Allergien erschweren, verhindern Medikamenteneinnahme
Die japanischen Wissenschaftler stellten fest, dass Lidocain, ein Anästhetikum, nahezu nicht anwendbar ist bei MCS Patienten. Weiterhin waren Koffein, Aspirin, Chlorphenylamin Maletat, Minocyclin Hydrochlorid, Levofloxacin, etc. bei MCS Patienten ungeeignet. Viele der befragten Patienten, die die aufgeführten Medikamente als nicht tolerierbar angaben, berichteten über Allergien in ihrem Werdegang. Dies lässt darauf schließen, dass Allergien ebenfalls beteiligt sind bei den Beschwerden, die die Patienten bei der Einnahme von Medikamenten bekommen (1).

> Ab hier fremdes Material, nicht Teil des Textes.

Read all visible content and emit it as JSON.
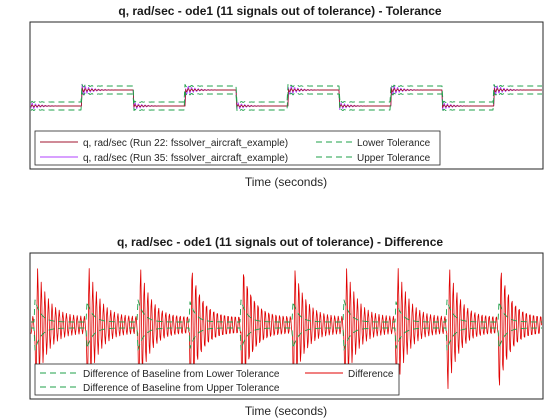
{
  "chart_data": [
    {
      "type": "line",
      "title": "q, rad/sec - ode1 (11 signals out of tolerance) - Tolerance",
      "xlabel": "Time (seconds)",
      "ylabel": "",
      "grid": false,
      "legend_location": "bottom-left",
      "series": [
        {
          "name": "q, rad/sec (Run 22: fssolver_aircraft_example)",
          "color": "#a2142f"
        },
        {
          "name": "q, rad/sec (Run 35: fssolver_aircraft_example)",
          "color": "#b040ff"
        },
        {
          "name": "Lower Tolerance",
          "color": "#1fa04a",
          "dash": "dashed"
        },
        {
          "name": "Upper Tolerance",
          "color": "#1fa04a",
          "dash": "dashed"
        }
      ],
      "legend_layout": [
        [
          0,
          2
        ],
        [
          1,
          3
        ]
      ]
    },
    {
      "type": "line",
      "title": "q, rad/sec - ode1 (11 signals out of tolerance) - Difference",
      "xlabel": "Time (seconds)",
      "ylabel": "",
      "grid": false,
      "legend_location": "bottom-left",
      "series": [
        {
          "name": "Difference of Baseline from Lower Tolerance",
          "color": "#1fa04a",
          "dash": "dashed"
        },
        {
          "name": "Difference of Baseline from Upper Tolerance",
          "color": "#1fa04a",
          "dash": "dashed"
        },
        {
          "name": "Difference",
          "color": "#e00000"
        }
      ],
      "legend_layout": [
        [
          0,
          2
        ],
        [
          1
        ]
      ]
    }
  ]
}
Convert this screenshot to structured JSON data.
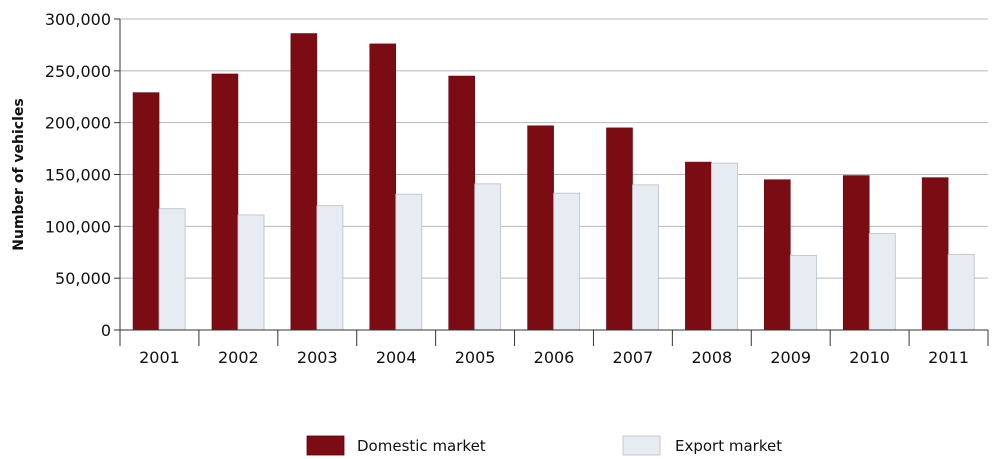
{
  "chart_data": {
    "type": "bar",
    "title": "",
    "xlabel": "",
    "ylabel": "Number of vehicles",
    "ylim": [
      0,
      300000
    ],
    "yticks": [
      0,
      50000,
      100000,
      150000,
      200000,
      250000,
      300000
    ],
    "ytick_labels": [
      "0",
      "50,000",
      "100,000",
      "150,000",
      "200,000",
      "250,000",
      "300,000"
    ],
    "categories": [
      "2001",
      "2002",
      "2003",
      "2004",
      "2005",
      "2006",
      "2007",
      "2008",
      "2009",
      "2010",
      "2011"
    ],
    "series": [
      {
        "name": "Domestic market",
        "color": "#7b0c14",
        "values": [
          229000,
          247000,
          286000,
          276000,
          245000,
          197000,
          195000,
          162000,
          145000,
          149000,
          147000
        ]
      },
      {
        "name": "Export market",
        "color": "#e6ecf1",
        "values": [
          117000,
          111000,
          120000,
          131000,
          141000,
          132000,
          140000,
          161000,
          72000,
          93000,
          73000
        ]
      }
    ],
    "grid": true,
    "legend": "bottom"
  }
}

Genvarianten verhindern reibungslose Verstoffwechselung
Die Verstoffwechselung von Medikamenten kann durch Genvarianten erschwert bis verhindert werden. (2-5) Das Gen CYP2D6 (codiert das Entgiftungsenzym Cytochrom P450 2D6), das in einer Studie von McKeowen-Eyssen in seiner aktiven Form bei den Chemikaliensensiblen mehr als dreimal so oft vertreten war wie bei der Kontrollgruppe, gehört hierzu. Diese aktive Form ist mit entsprechend schnellerer Verstoffwechselung verbunden. Das Gen dient zum Abbau von neurotoxischen Chemikalien und von Medikamenten, die das Nervensystem beeinflussen. Hierzu gehören u.a. Antidepressiva, Stimmungsaufheller, Codein.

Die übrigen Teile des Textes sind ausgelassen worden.